Distribusi Wisatawan yang Tidak Merata Ancam Keseimbangan Pariwisata Bali

Bali, yang menyandang predikat destinasi terbaik dunia kedua versi Traveler's Choice Awards 2025, menghadapi tantangan serius terkait distribusi wisatawan yang tidak merata. Sementara wilayah selatan Bali mengalami kepadatan yang luar biasa, daerah lain seperti Karangasem, Bangli, dan Tabanan masih memiliki kapasitas untuk menampung lebih banyak pengunjung. Fenomena ini memunculkan istilah "over concentrate," yang menggambarkan penumpukan aktivitas pariwisata di wilayah tertentu.

Akar Masalah "Over Concentrate"

Beberapa faktor menjadi penyebab utama terjadinya over concentrate di Bali Selatan. Branding pariwisata yang kuat, aksesibilitas yang mudah, serta ketersediaan akomodasi dan fasilitas yang lengkap (4A: Attraction, Accesibility, Accommodation, dan Amenities) menjadikan wilayah ini magnet bagi wisatawan. Bandara Internasional I Gusti Ngurah Rai di Badung menjadi pintu gerbang utama bagi wisatawan mancanegara, yang kemudian berpusat di Bali Selatan.

Data menunjukkan bahwa pada tahun 2024, Bali menerima 6,3 juta wisatawan mancanegara, hampir sama dengan angka sebelum pandemi COVID-19 pada tahun 2019. Selain itu, terjadi peningkatan signifikan dalam jumlah wisatawan nusantara yang berkunjung ke Bali, mencapai 22,64 juta perjalanan pada tahun 2024. Namun, sebagian besar wisatawan ini memilih untuk menghabiskan waktu mereka di Bali Selatan.

Kepala Dinas Pariwisata Provinsi Bali berpendapat bahwa Bali Selatan tidak mengalami overtourism, melainkan over concentrate. Data dari Badan Pusat Statistik (BPS) menunjukkan bahwa Kabupaten Badung menerima 6,7 juta perjalanan wisatawan nusantara pada tahun 2024, jauh lebih tinggi dibandingkan dengan kabupaten lain seperti Bangli dan Karangasem.

Kemacetan lalu lintas menjadi salah satu konsekuensi dari over concentrate ini. Jumlah kendaraan yang terdaftar di Bali mencapai 5,31 juta pada tahun 2024, dengan sepeda motor mendominasi. Denpasar dan Badung mencatat jumlah kendaraan bermotor tertinggi, yang memperparah kemacetan di wilayah tersebut.

Selain itu, sebagian besar akomodasi di Bali terkonsentrasi di Bali Selatan. Dari 593 hotel bintang yang tercatat pada tahun 2024, 70 persen berada di Kabupaten Badung. Hal ini juga berlaku untuk hotel non-bintang, yang mana 32 persennya berlokasi di Kabupaten Badung.

Ketimpangan ekonomi antar wilayah juga menjadi masalah yang perlu diperhatikan. Penelitian menunjukkan bahwa terdapat peningkatan ketimpangan dan keberagaman aktivitas ekonomi antara wilayah Bali Utara dan Bali Selatan, yang dipengaruhi oleh belanja modal dan fungsi pariwisata.

Menuju Pariwisata yang Berkelanjutan

Untuk mengatasi masalah over concentrate dan mewujudkan pariwisata yang berkelanjutan, Bali perlu melakukan pembenahan yang komprehensif.

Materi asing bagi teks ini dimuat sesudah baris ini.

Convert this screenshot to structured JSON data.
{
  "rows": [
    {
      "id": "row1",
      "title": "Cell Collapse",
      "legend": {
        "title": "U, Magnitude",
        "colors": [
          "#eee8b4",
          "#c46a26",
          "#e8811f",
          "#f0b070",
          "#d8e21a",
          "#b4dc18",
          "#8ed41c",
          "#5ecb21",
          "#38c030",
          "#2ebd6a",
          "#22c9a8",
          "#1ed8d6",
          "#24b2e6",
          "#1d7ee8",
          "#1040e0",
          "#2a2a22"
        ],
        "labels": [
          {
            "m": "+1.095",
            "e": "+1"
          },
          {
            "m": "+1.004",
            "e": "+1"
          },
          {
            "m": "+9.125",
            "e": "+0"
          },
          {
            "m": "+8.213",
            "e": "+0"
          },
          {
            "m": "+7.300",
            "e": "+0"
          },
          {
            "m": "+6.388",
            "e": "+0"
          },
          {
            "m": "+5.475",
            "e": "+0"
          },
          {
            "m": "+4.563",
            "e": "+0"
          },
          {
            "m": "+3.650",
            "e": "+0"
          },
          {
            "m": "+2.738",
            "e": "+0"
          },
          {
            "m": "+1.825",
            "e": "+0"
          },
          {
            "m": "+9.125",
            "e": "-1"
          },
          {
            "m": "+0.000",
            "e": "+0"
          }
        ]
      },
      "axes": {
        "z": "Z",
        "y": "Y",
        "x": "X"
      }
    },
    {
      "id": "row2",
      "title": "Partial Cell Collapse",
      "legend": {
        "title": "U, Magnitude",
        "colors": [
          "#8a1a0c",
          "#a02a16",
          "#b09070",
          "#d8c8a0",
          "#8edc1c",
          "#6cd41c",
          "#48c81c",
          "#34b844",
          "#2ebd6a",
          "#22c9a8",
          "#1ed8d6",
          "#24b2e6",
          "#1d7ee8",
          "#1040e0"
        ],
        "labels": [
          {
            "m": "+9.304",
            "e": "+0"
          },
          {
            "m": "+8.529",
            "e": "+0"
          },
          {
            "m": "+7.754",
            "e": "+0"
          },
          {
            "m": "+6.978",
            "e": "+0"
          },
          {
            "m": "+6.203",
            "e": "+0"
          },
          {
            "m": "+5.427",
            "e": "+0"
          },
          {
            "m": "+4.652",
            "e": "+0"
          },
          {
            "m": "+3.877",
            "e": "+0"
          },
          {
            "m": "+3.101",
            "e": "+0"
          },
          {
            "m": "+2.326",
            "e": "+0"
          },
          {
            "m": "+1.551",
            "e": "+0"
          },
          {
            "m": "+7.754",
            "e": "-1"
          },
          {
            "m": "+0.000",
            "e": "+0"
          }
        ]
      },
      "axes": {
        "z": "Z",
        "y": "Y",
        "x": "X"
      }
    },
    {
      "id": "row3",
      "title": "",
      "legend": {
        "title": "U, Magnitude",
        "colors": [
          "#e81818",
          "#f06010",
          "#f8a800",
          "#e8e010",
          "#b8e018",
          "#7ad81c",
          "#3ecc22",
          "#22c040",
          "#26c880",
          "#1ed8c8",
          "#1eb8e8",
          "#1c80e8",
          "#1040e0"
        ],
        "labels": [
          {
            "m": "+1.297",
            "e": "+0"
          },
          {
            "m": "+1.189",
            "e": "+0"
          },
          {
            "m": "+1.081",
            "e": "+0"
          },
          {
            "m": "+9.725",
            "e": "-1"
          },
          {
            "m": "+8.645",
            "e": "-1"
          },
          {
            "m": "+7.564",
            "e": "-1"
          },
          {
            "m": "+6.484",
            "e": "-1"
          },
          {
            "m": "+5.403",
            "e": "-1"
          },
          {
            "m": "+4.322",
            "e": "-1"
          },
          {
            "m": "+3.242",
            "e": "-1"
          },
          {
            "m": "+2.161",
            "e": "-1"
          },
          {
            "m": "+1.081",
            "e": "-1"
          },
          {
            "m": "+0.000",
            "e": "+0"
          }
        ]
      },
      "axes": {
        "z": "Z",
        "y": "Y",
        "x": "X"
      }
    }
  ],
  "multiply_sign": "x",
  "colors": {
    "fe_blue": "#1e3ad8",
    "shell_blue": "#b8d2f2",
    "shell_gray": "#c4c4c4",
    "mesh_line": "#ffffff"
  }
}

Kebijakan konstruktif yang melibatkan pemerintah, masyarakat, akademisi, dan wisatawan sangat diperlukan.

Belajar dari pengalaman negara lain seperti Barcelona dan Venesia, Bali dapat menerapkan langkah-langkah seperti pembatasan izin akomodasi, pengelolaan lalu lintas, dan kampanye kesadaran wisatawan.

Pemerintah Provinsi Bali telah mengeluarkan Surat Edaran Gubernur Bali Nomor 7 Tahun 2025 tentang Tatanan Baru Bagi Wisatawan Asing sebagai langkah awal untuk menata pariwisata Bali. Aturan ini bertujuan untuk menciptakan pariwisata yang berbasis budaya, berkualitas, dan bermartabat.

Keseimbangan antara wisatawan, budaya lokal, dan seluruh wilayah Bali perlu dijaga agar Bali tetap menjadi destinasi kelas dunia.